Our research approach is to extract the basic chemical hydroxymethylfurfural (HMF) and carbon from old bakery products such as bread, rolls and cakes. As a versatile starting material for the production of bioplastics, HMF plays a key role in the development of a bio-based economy (bioeconomy). At present, HMF is primarily extracted from fructose and therefore competes against food production. Old bakery products, in contrast, offer an excellent non-food source. According to EU Directive 1774/2002, food waste must not be fed to livestock. Whilst the feeding of old bread and pasta products would still theoretically be possible, ensuring the varietal purity is extremely laborious and is therefore hardly ever practiced.

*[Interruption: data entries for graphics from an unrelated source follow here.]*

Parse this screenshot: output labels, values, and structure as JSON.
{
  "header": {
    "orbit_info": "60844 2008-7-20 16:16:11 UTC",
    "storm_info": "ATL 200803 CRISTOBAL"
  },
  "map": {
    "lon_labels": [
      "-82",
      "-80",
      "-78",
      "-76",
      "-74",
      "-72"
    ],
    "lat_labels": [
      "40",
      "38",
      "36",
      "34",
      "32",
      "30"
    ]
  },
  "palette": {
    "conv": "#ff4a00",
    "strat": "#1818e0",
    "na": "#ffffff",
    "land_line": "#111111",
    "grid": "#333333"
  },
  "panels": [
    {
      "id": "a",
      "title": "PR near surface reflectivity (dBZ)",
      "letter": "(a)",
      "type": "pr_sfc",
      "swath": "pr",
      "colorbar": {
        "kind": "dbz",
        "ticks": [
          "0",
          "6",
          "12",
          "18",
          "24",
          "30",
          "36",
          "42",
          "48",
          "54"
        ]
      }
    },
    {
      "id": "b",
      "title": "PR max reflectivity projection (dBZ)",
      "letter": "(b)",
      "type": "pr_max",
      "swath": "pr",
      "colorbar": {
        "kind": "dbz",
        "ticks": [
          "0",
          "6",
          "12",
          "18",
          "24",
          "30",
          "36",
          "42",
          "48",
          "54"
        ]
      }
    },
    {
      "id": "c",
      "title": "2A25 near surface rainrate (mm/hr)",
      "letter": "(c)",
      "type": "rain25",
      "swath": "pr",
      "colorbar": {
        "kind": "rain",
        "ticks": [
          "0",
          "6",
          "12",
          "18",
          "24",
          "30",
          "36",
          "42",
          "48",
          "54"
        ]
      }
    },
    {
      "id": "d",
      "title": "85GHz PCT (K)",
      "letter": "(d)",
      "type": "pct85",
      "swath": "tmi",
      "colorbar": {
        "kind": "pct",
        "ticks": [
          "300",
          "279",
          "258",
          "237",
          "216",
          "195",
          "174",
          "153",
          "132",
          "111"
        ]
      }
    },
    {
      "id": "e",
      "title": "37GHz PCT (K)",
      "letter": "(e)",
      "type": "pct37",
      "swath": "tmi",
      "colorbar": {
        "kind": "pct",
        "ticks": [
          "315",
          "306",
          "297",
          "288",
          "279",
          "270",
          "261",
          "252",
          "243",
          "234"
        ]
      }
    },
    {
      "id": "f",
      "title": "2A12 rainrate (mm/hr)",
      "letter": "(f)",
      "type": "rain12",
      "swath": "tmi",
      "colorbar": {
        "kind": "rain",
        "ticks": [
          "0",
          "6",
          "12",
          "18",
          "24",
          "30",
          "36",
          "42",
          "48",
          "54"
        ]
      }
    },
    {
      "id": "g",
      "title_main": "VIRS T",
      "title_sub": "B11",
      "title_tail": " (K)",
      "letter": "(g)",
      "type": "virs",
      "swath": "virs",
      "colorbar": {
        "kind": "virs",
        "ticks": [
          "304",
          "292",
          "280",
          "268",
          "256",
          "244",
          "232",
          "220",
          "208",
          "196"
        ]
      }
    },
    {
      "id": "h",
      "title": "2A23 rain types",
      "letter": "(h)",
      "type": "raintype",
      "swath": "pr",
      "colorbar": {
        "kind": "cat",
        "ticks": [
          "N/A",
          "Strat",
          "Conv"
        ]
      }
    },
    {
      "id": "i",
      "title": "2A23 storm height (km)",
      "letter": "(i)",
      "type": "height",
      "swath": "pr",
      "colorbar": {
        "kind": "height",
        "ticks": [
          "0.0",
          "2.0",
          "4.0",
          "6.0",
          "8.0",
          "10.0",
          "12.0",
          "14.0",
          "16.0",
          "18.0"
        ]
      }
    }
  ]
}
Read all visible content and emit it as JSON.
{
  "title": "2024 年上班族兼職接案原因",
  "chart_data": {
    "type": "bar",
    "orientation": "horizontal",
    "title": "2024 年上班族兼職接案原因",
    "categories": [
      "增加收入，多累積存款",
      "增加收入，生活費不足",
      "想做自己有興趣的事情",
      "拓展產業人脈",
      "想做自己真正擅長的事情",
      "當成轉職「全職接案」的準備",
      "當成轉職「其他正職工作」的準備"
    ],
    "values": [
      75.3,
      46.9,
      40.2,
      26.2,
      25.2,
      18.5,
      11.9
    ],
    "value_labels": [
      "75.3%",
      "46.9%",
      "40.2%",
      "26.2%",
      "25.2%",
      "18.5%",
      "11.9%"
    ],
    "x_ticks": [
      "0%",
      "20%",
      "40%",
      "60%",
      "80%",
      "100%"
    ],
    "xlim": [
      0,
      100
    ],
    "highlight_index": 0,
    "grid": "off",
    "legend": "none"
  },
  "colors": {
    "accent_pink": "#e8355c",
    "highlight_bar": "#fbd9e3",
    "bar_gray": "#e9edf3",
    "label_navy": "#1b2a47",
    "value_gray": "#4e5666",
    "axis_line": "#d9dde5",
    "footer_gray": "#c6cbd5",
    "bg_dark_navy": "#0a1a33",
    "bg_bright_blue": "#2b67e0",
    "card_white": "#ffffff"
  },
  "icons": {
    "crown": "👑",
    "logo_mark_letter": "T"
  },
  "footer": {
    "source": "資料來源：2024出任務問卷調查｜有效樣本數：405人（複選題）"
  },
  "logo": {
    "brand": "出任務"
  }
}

The project team at the University of Hohenheim is developing a process for the hydrothermal treatment of old bakery products. The starch contained in large quantities in the old bakery products is thereby converted into HMF in aqueous solution and carbon. The process parameters (pH value, temperature, duration) are selected in such a way as to achieve the highest possible yields of HMF.
Carbon is produced as a by-product of the hydrothermal treatment. It can be used as a biofuel or as soil fertilizer. Simultaneously, it is a good adsorbent. Our project partners at the University of Hohenheim will investigate whether it is possible to use the carbon as an adsorption filter to isolate HMF from the aqueous solution.
In addition, at the Fraunhofer WKI, we are investigating extractive methods for the isolation of HMF from the aqueous phase. Both methods will be evaluated with respect to their economic efficiency. The aim is to reduce the use of solvents for the isolation of HMF to a minimum.
In cooperation with the University of Hohenheim and our industrial partner, we ultimately combine the individual processes “hydrothermal pre-treatment” and “isolation” to form an overall process and to transfer it to a semi-industrial scale. In further laboratory tests at the Fraunhofer WKI, we will synthesize the first polymers from the obtained HMF and will examine them with regard to their application possibilities.
Bioplastics on the basis of furan derivatives such as HMF offer a number of unique technical features which cannot be easily achieved with other biopolymers. These include improved hardness and scratch-resistance as well as the possibility of synthesizing self-healing polymers. The potential of plastics which are based on furan can be clearly seen in polyethylene furanoate (PEF), which has already been extensively investigated. This material can be used, for example, to produce reusable bioplastic bottles - as a sustainable alternative to the PET bottles commonly used up until now.
The conversion of regionally available old bakery products into high-quality bioplastics will save fossil resources and reduce transportation distances. The fact that carbon is thereby generated as a by-product, which can be used either as a biofuel or soil fertilizer, makes the material recycling of old bakery products additionally attractive.